While isatins and other covalent inhibitors require careful optimization to selectively inhibit the target of interest, inhibitors that bind covalently to the catalytic Cys145 of 3CL^pro may be less prone to the development of resistance. As this is a concern for small-molecule antiviral drugs (DeGrace et al., 2022), substrate-binding pocket analysis was used to highlight the evolutionarily vulnerable regions of 3CL^pro that are most likely to tolerate mutations that lead to the development of resistance (Shaqra et al., 2022). As the catalytic residues of the protease are arguably the most resistant to mutation, we believe that targeting binding through strong interactions with His41 and/or Cys145 of 3CL^pro is a promising strategy for the structure-guided optimization of robust inhibitors.

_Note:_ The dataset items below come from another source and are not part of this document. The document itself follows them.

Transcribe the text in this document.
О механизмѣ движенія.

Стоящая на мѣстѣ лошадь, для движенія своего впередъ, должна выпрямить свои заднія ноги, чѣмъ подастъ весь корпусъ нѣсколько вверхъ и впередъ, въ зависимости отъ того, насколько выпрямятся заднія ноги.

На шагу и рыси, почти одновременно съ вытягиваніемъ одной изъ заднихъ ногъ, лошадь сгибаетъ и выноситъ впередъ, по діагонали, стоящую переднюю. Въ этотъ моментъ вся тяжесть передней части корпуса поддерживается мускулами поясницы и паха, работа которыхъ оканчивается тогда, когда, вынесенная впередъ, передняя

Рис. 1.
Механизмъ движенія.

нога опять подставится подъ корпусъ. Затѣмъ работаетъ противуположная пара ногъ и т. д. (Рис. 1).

3.4. Non-active-site binders

3.4.1. Cpd-22 and Cpd-23

Cpd-22 and Cpd-23 bind in a pocket that is distinct from the binding site of pelitinib (Fig. 6a), which is known as the C-terminal dimerization domain (Günther et al., 2021). This cryptic binding pocket is instead formed by a repositioning of the residues from Ser301 to the C-terminus. Other ligands observed in this pocket include the fragments 1-methyl-N-{[(2S)-oxolan-2-yl]methyl}-1H-pyrazole-3-carboxamide (PDB entry 5rfa) and 1-(4-fluoro-2-methylphenyl)methanesulfonamide (PDB entry 5rgq; Douangamath et al., 2020), as well as PEG (PDB entry 8drz) and DMSO (many structures, including PDB entry 7qt6).

Figure 6 Non-active-site binding fragments (a) cpd-23, (b) cpd-24 and (c) cpd-25.

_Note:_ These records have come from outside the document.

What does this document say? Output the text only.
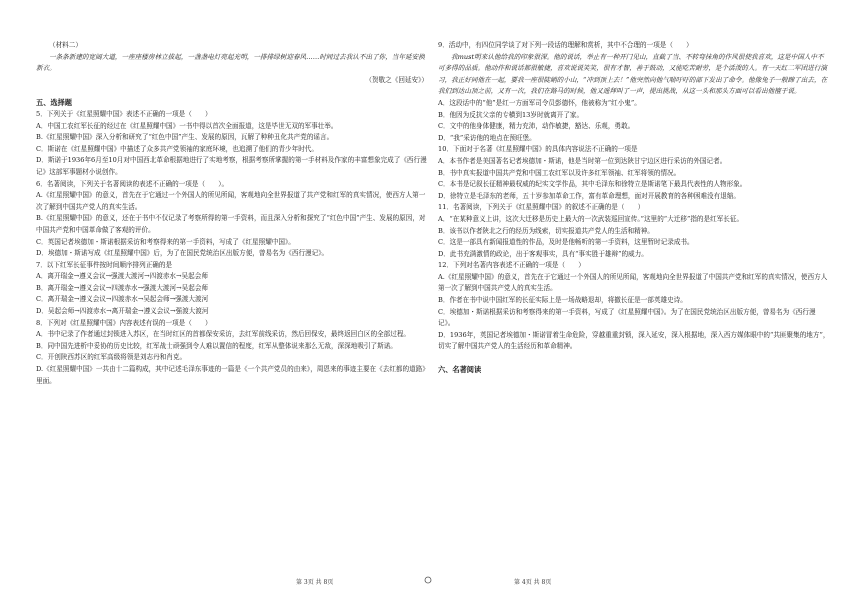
（材料二）

一条条新建的宽阔大道，一座座楼房林立拔起，一盏盏电灯亮起光明，一排排绿树迎春风……时间过去我认不出了你，当年延安换新衣。

（贺敬之《回延安》）

五、选择题

5．下列关于《红星照耀中国》表述不正确的一项是（　　）

A．中国工农红军长征的经过在《红星照耀中国》一书中得以首次全面报道，这是毕世无双的军事壮举。

B.《红星照耀中国》深入分析和研究了“红色中国”产生、发展的原因，瓦解了种种丑化共产党的谣言。

C．斯诺在《红星照耀中国》中描述了众多共产党领袖的家庭环境，也追溯了他们的青少年时代。

D．斯诺于1936年6月至10月对中国西北革命根据地进行了实地考察，根据考察所掌握的第一手材料及作家的丰富想象完成了《西行漫记》这部军事题材小说创作。

6．名著阅读，下列关于名著阅读的表述不正确的一项是（　　）。

A.《红星照耀中国》的意义，首先在于它通过一个外国人的所见所闻，客观地向全世界报道了共产党和红军的真实情况，使西方人第一次了解到中国共产党人的真实生活。

B.《红星照耀中国》的意义，还在于书中不仅记录了考察所得的第一手资料，而且深入分析和探究了“红色中国”产生、发展的原因，对中国共产党和中国革命做了客观的评价。

C．英国记者埃德加・斯诺根据采访和考察得来的第一手资料，写成了《红星照耀中国》。

D．埃德加・斯诺写成《红星照耀中国》后，为了在国民党统治区出版方便，曾易名为《西行漫记》。

7．以下红军长征事件按时间顺序排列正确的是

A．离开瑞金→遵义会议→强渡大渡河→四渡赤水→吴起会师

B．离开瑞金→遵义会议→四渡赤水→强渡大渡河→吴起会师

C．离开瑞金→遵义会议→四渡赤水→吴起会师→强渡大渡河

D．吴起会师→四渡赤水→离开瑞金→遵义会议→强渡大渡河

8．下列对《红星照耀中国》内容表述有误的一项是（　　）

A．书中记录了作者通过封锁进入苏区，在当时红区的首都保安采访，去红军前线采访，然后回保安，最终返回白区的全部过程。

B．同中国先进析中妥协的历史比较，红军战士顽强到令人难以置信的程度，红军从整体说来那么无敌，深深地吸引了斯诺。

C．开创陕西苏区的红军高级将领是刘志丹和肖克。

D.《红星照耀中国》一共由十二篇构成，其中记述毛泽东事迹的一篇是《一个共产党员的由来》，周恩来的事迹主要在《去红都的道路》里面。

9．活动中，有四位同学谈了对下列一段话的理解和赏析，其中不合理的一项是（　　）

我must明来认他给我的印象很深。他的说话，举止有一种开门见山，直截了当、不转弯抹角的作风很使我喜欢，这是中国人中不可多得的品质。他动作和说话都很敏捷，喜欢说说笑笑，很有才智，善于鼓动，又能吃苦耐劳，是个活泼的人。有一天红二军团进行演习，我正好同他在一起，要我一座很陡峭的小山，“冲到顶上去！”他突然向他气喘吁吁的部下发出了命令。他像兔子一般蹿了出去，在我们到达山顶之前，又有一次，我们在路马的时候，他又遥拜叫了一声，提出挑战，从这一头和那头方面可以看出他擅于说。

A．这段话中的“他”是红一方面军司令员彭德怀，他被称为“红小鬼”。

B．他因为反抗父亲的专横到13岁时就离开了家。

C．文中的他身体健康，精力充沛，动作敏捷，豁达、乐观，勇敢。

D．“我”采访他的地点在预旺堡。

10．下面对于名著《红星照耀中国》的具体内容说法不正确的一项是

A．本书作者是美国著名记者埃德加・斯诺，他是当时第一位到达陕甘宁边区进行采访的外国记者。

B．书中真实报道中国共产党和中国工农红军以及许多红军领袖、红军将领的情况。

C．本书是记叙长征精神最权威的纪实文学作品，其中毛泽东和徐特立是斯诺笔下最具代表性的人物形象。

D．徐特立是毛泽东的老师，五十岁参加革命工作，富有革命理想，面对开展教育的各种困难没有退缩。

11．名著阅读，下列关于《红星照耀中国》的叙述不正确的是（　　）

A．“在某种意义上讲，这次大迁移是历史上最大的一次武装巡回宣传。”这里的“大迁移”指的是红军长征。

B．该书以作者陕北之行的经历为线索，切实报道共产党人的生活和精神。

C．这是一部具有新闻报道性的作品，及时是他畅听的第一手资料，这里暂时记录成书。

D．此书充满激情的政论，出于客观事实，具有“事实胜于雄辩”的威力。

12．下列对名著内容表述不正确的一项是（　　）

A.《红星照耀中国》的意义，首先在于它通过一个外国人的所见所闻，客观地向全世界报道了中国共产党和红军的真实情况，使西方人第一次了解到中国共产党人的真实生活。

B．作者在书中说中国红军的长征实际上是一场战略退却，将撤长征是一部英雄史诗。

C．埃德加・斯诺根据采访和考察得来的第一手资料，写成了《红星照耀中国》。为了在国民党统治区出版方便，曾易名为《西行漫记》。

D．1936年，英国记者埃德加・斯诺冒着生命危险，穿越重重封锁，深入延安，深入根据地，深入西方媒体眼中的“共匪聚集的地方”，切实了解中国共产党人的生活经历和革命精神。

六、名著阅读

第 3页 共 8页	第 4页 共 8页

3.5. Comparison of five reference compounds in two different crystal forms

The fragments from PDB entries 5rh0, 5rh1, 5rh2, 5r83 and 5rgu were used as positive controls during optimization of the crystal soaking conditions. To check for any influence of the more open active-site conformation used in this study, the fragment-complex structures were compared with the published PDB entries in a different space group (Douangamath et al., 2020). Notably, three of the five fragments exhibited significant differences in their binding poses (Fig. 7). While the pyridine moiety of each fragment was fixed via a hydrogen bond to His163, the aromatic ring at the opposite end of each fragment molecule was shifted and rotated by up to 80° (Fig. 7).

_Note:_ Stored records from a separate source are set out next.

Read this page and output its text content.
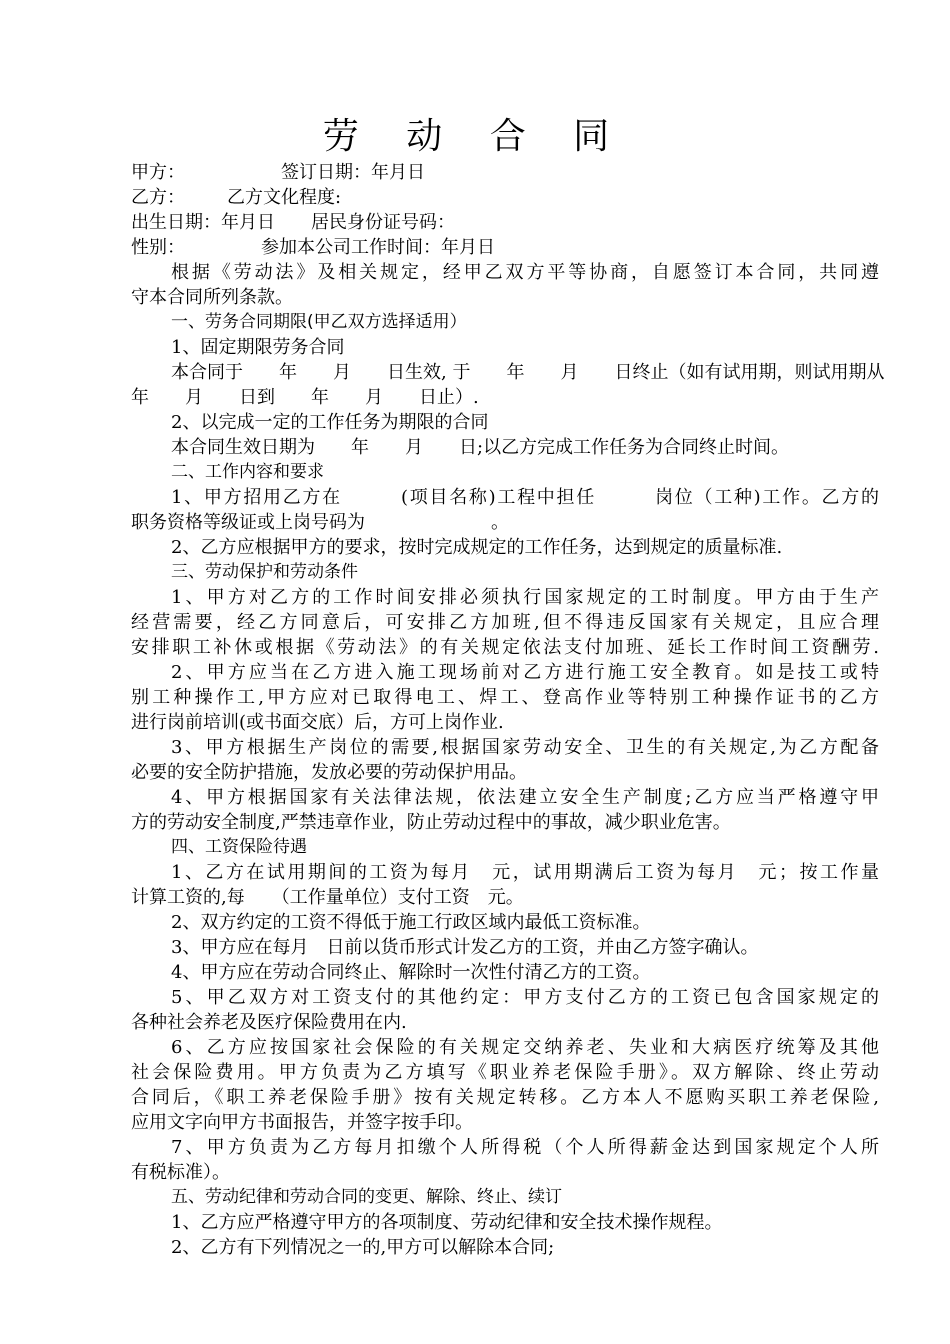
劳 动 合 同
甲方：	签订日期：年月日
乙方： 乙方文化程度:
出生日期：年月日 居民身份证号码：
性别：	参加本公司工作时间：年月日
根据《劳动法》及相关规定，经甲乙双方平等协商，自愿签订本合同，共同遵
守本合同所列条款。
一、劳务合同期限(甲乙双方选择适用）
1、固定期限劳务合同
本合同于　　年　　月　　日生效, 于　　年　　月　　日终止（如有试用期，则试用期从
年　　月　　日到　　年　　月　　日止）.
2、以完成一定的工作任务为期限的合同
本合同生效日期为　　年　　月　　日;以乙方完成工作任务为合同终止时间。
二、工作内容和要求
1、甲方招用乙方在　　　(项目名称)工程中担任　　　岗位（工种)工作。乙方的
职务资格等级证或上岗号码为　　　　　　　。
2、乙方应根据甲方的要求，按时完成规定的工作任务，达到规定的质量标准.
三、劳动保护和劳动条件
1、甲方对乙方的工作时间安排必须执行国家规定的工时制度。甲方由于生产
经营需要，经乙方同意后，可安排乙方加班,但不得违反国家有关规定，且应合理
安排职工补休或根据《劳动法》的有关规定依法支付加班、延长工作时间工资酬劳.
2、甲方应当在乙方进入施工现场前对乙方进行施工安全教育。如是技工或特
别工种操作工,甲方应对已取得电工、焊工、登高作业等特别工种操作证书的乙方
进行岗前培训(或书面交底）后，方可上岗作业.
3、甲方根据生产岗位的需要,根据国家劳动安全、卫生的有关规定,为乙方配备
必要的安全防护措施，发放必要的劳动保护用品。
4、甲方根据国家有关法律法规，依法建立安全生产制度;乙方应当严格遵守甲
方的劳动安全制度,严禁违章作业，防止劳动过程中的事故，减少职业危害。
四、工资保险待遇
1、乙方在试用期间的工资为每月　元，试用期满后工资为每月　元；按工作量
计算工资的,每　　（工作量单位）支付工资　元。
2、双方约定的工资不得低于施工行政区域内最低工资标准。
3、甲方应在每月　日前以货币形式计发乙方的工资，并由乙方签字确认。
4、甲方应在劳动合同终止、解除时一次性付清乙方的工资。
5、甲乙双方对工资支付的其他约定：甲方支付乙方的工资已包含国家规定的
各种社会养老及医疗保险费用在内.
6、乙方应按国家社会保险的有关规定交纳养老、失业和大病医疗统筹及其他
社会保险费用。甲方负责为乙方填写《职业养老保险手册》。双方解除、终止劳动
合同后，《职工养老保险手册》按有关规定转移。乙方本人不愿购买职工养老保险,
应用文字向甲方书面报告，并签字按手印。
7、甲方负责为乙方每月扣缴个人所得税（个人所得薪金达到国家规定个人所
有税标准）。
五、劳动纪律和劳动合同的变更、解除、终止、续订
1、乙方应严格遵守甲方的各项制度、劳动纪律和安全技术操作规程。
2、乙方有下列情况之一的,甲方可以解除本合同;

Figure 7 Binding of three fragments in more closed published 3CLpro structures (cyan) compared with this study with a more open 3CLpro conformation (grey). Comparison of the same small molecule in the two different structures shows (a) a translation or (b, c) a rotation of the upper-left ring of fragments corresponding to PDB entries 5rh0, 5rh1 and 5r83, respectively. The position of Met49 shows the more open binding-site conformation used in this study.